Let's face it, Moyes may have inherited a poor situation, not helped by the fact that David Gill, a steady hand on the tiller, departed at the same time as Ferguson.
But he could at least instill some pride in the shirt.
This is, though, a situation that has been coming. The writing has been on the wall for a while.
Yes, people point to the title race last season. But let's look at the state United's rivals were in.
Chelsea suffered a hangover from the Champions League. Their own end of an era. Arsenal weren't anywhere near as strong as they are this year. And they look like they will fall short — again.
And it appears there was a player backlash against Roberto Mancini that did for him at Manchester City.
How would Manchester United's class of 2012-13 get on this season? Hmm. Better, but not winning the crown by a country mile, that's for sure.
The true state of the club was laid bare when Athletic Bilbao outclassed them in the Europa League a couple of seasons ago. That really should have set the alarm bells ringing.
And how many players - apart from the front two - would other top-five Premier League teams take?
That's the level we're talking about.

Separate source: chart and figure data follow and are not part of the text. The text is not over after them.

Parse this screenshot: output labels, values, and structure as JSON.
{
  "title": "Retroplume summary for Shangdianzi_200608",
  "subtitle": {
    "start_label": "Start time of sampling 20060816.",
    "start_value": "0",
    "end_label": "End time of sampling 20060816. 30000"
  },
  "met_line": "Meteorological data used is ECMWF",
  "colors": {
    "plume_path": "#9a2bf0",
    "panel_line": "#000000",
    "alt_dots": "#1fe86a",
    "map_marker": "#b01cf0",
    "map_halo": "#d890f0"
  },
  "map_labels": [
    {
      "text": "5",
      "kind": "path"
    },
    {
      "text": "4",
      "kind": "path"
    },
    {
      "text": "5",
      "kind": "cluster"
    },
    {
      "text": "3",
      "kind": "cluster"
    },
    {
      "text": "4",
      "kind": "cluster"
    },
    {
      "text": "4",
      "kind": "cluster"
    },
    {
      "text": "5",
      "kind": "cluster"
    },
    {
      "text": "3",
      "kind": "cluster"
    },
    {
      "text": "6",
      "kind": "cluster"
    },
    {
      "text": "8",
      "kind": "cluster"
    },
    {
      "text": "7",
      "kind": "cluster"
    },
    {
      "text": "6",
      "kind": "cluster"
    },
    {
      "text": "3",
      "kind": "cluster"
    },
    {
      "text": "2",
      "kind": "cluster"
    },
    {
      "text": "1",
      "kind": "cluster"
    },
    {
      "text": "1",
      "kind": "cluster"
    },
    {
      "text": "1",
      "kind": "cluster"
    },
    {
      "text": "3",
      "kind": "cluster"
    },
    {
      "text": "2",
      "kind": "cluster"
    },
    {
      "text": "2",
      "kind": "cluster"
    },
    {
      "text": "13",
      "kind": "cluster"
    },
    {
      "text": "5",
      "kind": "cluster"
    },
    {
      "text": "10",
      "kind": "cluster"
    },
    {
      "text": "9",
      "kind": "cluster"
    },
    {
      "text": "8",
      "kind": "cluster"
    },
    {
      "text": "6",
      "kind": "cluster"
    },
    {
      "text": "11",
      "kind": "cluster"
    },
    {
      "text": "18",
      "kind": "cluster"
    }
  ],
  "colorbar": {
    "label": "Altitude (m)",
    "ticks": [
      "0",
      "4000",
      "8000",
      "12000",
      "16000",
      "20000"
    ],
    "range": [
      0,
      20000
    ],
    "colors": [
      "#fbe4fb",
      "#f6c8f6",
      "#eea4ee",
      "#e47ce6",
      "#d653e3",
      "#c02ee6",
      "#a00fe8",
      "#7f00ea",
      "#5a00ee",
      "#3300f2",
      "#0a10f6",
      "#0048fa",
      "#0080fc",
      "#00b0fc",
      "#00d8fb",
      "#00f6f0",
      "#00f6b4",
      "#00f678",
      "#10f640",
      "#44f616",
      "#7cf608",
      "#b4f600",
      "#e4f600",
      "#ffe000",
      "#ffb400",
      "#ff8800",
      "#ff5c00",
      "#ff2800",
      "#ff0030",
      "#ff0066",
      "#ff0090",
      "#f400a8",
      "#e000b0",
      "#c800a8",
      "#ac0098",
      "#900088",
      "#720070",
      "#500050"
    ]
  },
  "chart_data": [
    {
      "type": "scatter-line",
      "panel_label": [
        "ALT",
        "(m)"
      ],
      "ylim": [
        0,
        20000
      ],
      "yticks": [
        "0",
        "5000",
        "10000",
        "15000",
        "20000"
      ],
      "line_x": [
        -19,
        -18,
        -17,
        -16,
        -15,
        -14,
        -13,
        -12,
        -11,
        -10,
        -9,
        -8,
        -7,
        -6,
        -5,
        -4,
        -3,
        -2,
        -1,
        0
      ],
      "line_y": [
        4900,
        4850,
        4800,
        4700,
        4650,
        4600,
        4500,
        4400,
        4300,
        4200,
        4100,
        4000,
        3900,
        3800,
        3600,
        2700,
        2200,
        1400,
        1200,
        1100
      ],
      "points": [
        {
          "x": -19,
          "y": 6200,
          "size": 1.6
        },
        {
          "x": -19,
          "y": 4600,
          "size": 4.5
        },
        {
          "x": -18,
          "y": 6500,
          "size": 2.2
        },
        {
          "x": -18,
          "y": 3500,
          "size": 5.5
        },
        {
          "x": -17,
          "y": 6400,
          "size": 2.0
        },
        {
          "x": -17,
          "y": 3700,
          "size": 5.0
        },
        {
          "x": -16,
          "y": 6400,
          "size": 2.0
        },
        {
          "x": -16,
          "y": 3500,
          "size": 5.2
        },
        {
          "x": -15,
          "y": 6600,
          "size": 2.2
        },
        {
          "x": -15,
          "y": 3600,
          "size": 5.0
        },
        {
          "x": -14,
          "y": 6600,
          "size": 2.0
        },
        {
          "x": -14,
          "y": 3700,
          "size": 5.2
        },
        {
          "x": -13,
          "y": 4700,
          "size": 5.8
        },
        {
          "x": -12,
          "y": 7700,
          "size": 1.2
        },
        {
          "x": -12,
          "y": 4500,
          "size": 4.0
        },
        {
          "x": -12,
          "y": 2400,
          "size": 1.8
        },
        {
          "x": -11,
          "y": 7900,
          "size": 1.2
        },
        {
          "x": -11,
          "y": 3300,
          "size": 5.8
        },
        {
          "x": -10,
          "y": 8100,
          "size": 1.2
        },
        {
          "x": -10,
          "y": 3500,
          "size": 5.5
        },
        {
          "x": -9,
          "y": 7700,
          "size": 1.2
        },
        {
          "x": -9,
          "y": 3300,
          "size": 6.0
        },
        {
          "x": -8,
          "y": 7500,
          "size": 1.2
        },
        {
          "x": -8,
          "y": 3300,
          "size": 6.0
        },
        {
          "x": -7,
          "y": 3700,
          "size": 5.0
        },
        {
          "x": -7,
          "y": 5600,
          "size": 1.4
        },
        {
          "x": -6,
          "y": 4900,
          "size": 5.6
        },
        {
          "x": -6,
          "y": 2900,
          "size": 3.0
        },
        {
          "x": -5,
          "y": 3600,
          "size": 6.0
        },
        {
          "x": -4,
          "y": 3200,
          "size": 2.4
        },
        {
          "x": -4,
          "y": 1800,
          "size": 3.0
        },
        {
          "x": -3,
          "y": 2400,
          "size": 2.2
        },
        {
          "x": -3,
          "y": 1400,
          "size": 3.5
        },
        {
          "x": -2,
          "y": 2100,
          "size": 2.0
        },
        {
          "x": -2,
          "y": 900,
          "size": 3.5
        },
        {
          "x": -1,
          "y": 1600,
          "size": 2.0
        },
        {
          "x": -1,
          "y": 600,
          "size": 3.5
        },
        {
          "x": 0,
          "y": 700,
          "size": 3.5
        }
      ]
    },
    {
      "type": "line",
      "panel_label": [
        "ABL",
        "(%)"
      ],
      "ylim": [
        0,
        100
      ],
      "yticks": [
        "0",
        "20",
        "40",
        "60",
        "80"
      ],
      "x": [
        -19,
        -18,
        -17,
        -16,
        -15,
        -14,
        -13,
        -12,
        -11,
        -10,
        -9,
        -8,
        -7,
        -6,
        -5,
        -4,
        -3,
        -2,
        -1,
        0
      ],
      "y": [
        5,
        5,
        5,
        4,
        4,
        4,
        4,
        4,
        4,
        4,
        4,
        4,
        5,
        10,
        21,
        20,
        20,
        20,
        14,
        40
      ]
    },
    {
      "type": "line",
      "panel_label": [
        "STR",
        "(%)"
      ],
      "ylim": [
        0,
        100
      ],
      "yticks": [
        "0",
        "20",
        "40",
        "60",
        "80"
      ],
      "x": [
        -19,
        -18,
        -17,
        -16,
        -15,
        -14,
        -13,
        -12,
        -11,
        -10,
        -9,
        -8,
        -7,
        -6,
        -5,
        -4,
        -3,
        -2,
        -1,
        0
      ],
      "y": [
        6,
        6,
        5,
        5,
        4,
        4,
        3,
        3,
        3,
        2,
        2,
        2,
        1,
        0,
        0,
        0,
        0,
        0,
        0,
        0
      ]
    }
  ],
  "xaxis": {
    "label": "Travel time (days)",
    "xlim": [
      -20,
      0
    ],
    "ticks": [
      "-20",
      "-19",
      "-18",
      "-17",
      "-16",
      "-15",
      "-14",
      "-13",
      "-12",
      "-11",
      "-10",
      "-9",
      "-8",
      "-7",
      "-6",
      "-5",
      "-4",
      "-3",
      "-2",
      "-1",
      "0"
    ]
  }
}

And Chelsea have just offloaded one they deem surplus to United.
What's worse is that there isn't anyone else any better to come in. Sergio Aguero/David Silva isn't standing injured on the sidelines.
There are untold reasons United are struggling.
But the fact of the matter is the players aren't good enough. The past manager may or may not have known it. The current one most certainly does.
What is most chilling is that this situation mirrors the one that Graeme Souness found himself in when he took over at Liverpool 23 years ago.
A golden generation had passed. The Scot had to rip it up and start again. And the fall-out was painful.
The rest of football now scents blood. The way they did when Anfield lost its aura. That's why teams such as West Brom, Swansea and Everton have emerged from Old Trafford with what has been, until this season, once-in-a-lifetime victories.
Souness never really managed to find the right cocktail to replace a generation of giants.
Moyes finds himself lagging behind Arsenal, Manchester City, Chelsea and, yes, Liverpool.
On a European front, Bayern Munich, PSG, Monaco and Borussia Dortmund and the two Spanish giants would not fear this current United set-up.
Moyes needs giants. Giant characters. Giant players. It's going to cost. But what's the alternative? More mediocrity?
Manchester United need to sign some top-quality players.
Because, at the moment, apart from in one or two cases, they're not of the quality the champions have come to expect.